Modulation Spectral Features for Predicting Vocal Emotion Recognition by Simulated Cochlear Implants

It has been reported that vocal emotion recognition is challenging for cochlear implant (CI) listeners due to the limited spectral cues with CI devices. As the mechanism of CI, modulation information is provided as a primarily cue. Previous studies have revealed that the modulation components of speech are important for speech intelligibility. However, it is unclear whether modulation information can contribute to vocal emotion recognition. We investigated the relationship between human perception of vocal emotion and the modulation spectral features of emotional speech. For human perception, we carried out a vocal-emotion recognition experiment using noisevocoder simulations with normal-hearing listeners to predict the response from CI listeners.
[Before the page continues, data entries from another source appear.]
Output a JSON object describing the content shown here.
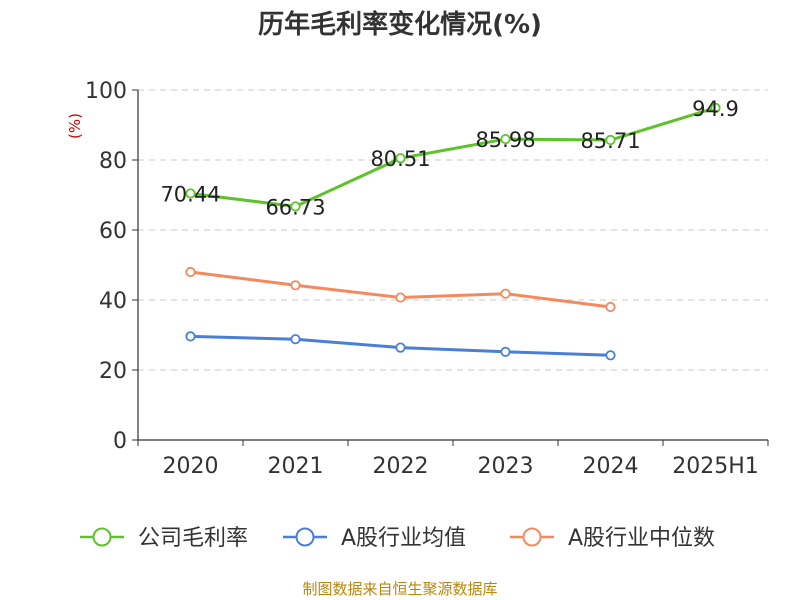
{
  "chart_data": {
    "type": "line",
    "title": "历年毛利率变化情况(%)",
    "ylabel": "(%)",
    "xlabel": "",
    "categories": [
      "2020",
      "2021",
      "2022",
      "2023",
      "2024",
      "2025H1"
    ],
    "ylim": [
      0,
      100
    ],
    "yticks": [
      0,
      20,
      40,
      60,
      80,
      100
    ],
    "grid": true,
    "legend_position": "bottom",
    "series": [
      {
        "name": "公司毛利率",
        "color": "#5cc32a",
        "values": [
          70.44,
          66.73,
          80.51,
          85.98,
          85.71,
          94.9
        ],
        "labels": [
          "70.44",
          "66.73",
          "80.51",
          "85.98",
          "85.71",
          "94.9"
        ]
      },
      {
        "name": "A股行业均值",
        "color": "#4a7fd9",
        "values": [
          29.6,
          28.8,
          26.4,
          25.2,
          24.2,
          null
        ],
        "labels": []
      },
      {
        "name": "A股行业中位数",
        "color": "#f5895e",
        "values": [
          48.0,
          44.2,
          40.7,
          41.8,
          38.0,
          null
        ],
        "labels": []
      }
    ]
  },
  "footer": {
    "source": "制图数据来自恒生聚源数据库"
  }
}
For modulation spectral features, we used auditory-inspired processing (auditory filterbank, temporal envelope extraction, modulation filterbank) to obtain the modulation spectrogram of emotional speech signals. Ten types of modulation spectral feature were then extracted from the modulation spectrogram. As a result, modulation spectral centroid, modulation spectral kurtosis, and modulation spectral tilt exhibited similar trends with the results of human perception. This suggests that these modulation spectral features may be important cues for voice emotion recognition with noise-vocoded speech.